Peer on Peer Abuse
It is important to recognise that abuse isn’t always perpetrated by adults; children can abuse other children and it can happen both inside and outside of educational settings and online. This is referred to as 'peer on peer abuse' and can include:
- bullying, including cyberbullying, prejudice-based and discriminatory bullying
- abuse in intimate personal relationships between peers
- physical abuse such as hitting, kicking, shaking, biting, hair pulling, or otherwise causing physical harm; this may include an online element which facilitates, threatens and/or encourages physical abuse
- sexual violence, such as rape, assault by penetration and sexual assault; this may include an online element which facilitates, threatens and/or encourages sexual violence
- sexual harassment, such as sexual comments, remarks, jokes and online sexual harassment, which may be standalone or part of a broader pattern of abuse
- causing someone to engage in sexual activity without consent
- consensual and non-consensual sharing of nude and semi nude images and or videos (also known as sexting or youth produced sexual imagery)
- ‘Upskirting’ which involves taking a picture under someone’s clothing without them knowing; this is usually with the intention of viewing their genitals or buttocks for sexual gratification, or cause the victim humiliation, distress or alarm.
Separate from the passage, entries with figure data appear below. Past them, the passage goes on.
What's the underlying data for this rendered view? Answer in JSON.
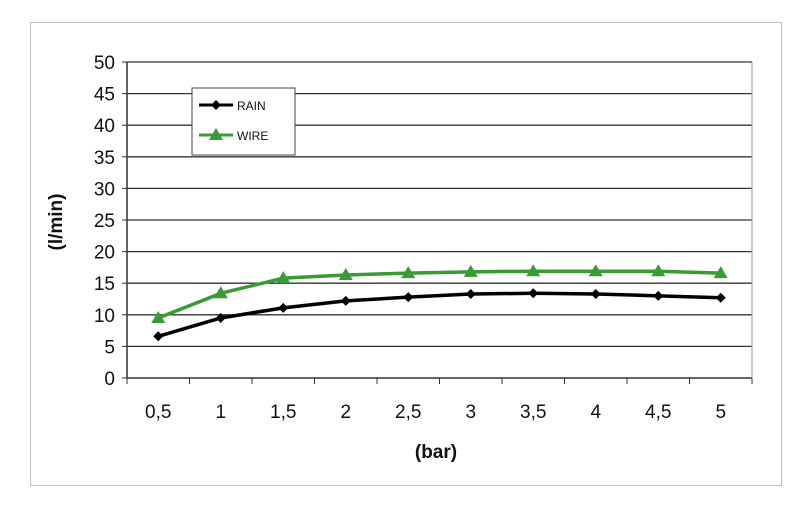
{
  "chart_data": {
    "type": "line",
    "title": "",
    "xlabel": "(bar)",
    "ylabel": "(l/min)",
    "categories": [
      "0,5",
      "1",
      "1,5",
      "2",
      "2,5",
      "3",
      "3,5",
      "4",
      "4,5",
      "5"
    ],
    "ylim": [
      0,
      50
    ],
    "yticks": [
      "0",
      "5",
      "10",
      "15",
      "20",
      "25",
      "30",
      "35",
      "40",
      "45",
      "50"
    ],
    "grid": true,
    "legend_position": "top-left",
    "series": [
      {
        "name": "RAIN",
        "color": "#000000",
        "marker": "diamond",
        "values": [
          6.6,
          9.5,
          11.1,
          12.2,
          12.8,
          13.3,
          13.4,
          13.3,
          13.0,
          12.7
        ]
      },
      {
        "name": "WIRE",
        "color": "#3a9a35",
        "marker": "triangle",
        "values": [
          9.5,
          13.4,
          15.8,
          16.3,
          16.6,
          16.8,
          16.9,
          16.9,
          16.9,
          16.6
        ]
      }
    ]
  }
}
Upskirting is a criminal offence and anyone of any gender, can be a victim
- initiation/hazing type violence and rituals.
All staff should be able to recognise the indicators and signs of peer on peer abuse and know how to identify it and respond to reports in line with their child protection policy. Even if there are no reports of peer on peer abuse, it should be recognised by schools and settings that this does not mean it is not happening, it may be the case that it is just not being reported.
Staff in schools and settings should understand the importance of challenging inappropriate behaviours between peers that are actually abusive in nature. Downplaying certain behaviours, for example dismissing sexual harassment as “banter”, “just having a laugh”, “part of growing up” or “boys being boys” can lead to a culture of unacceptable behaviours, an unsafe environment for children and in worst case scenarios, a culture that normalises abuse leading to children accepting it as normal and not coming forward to report it.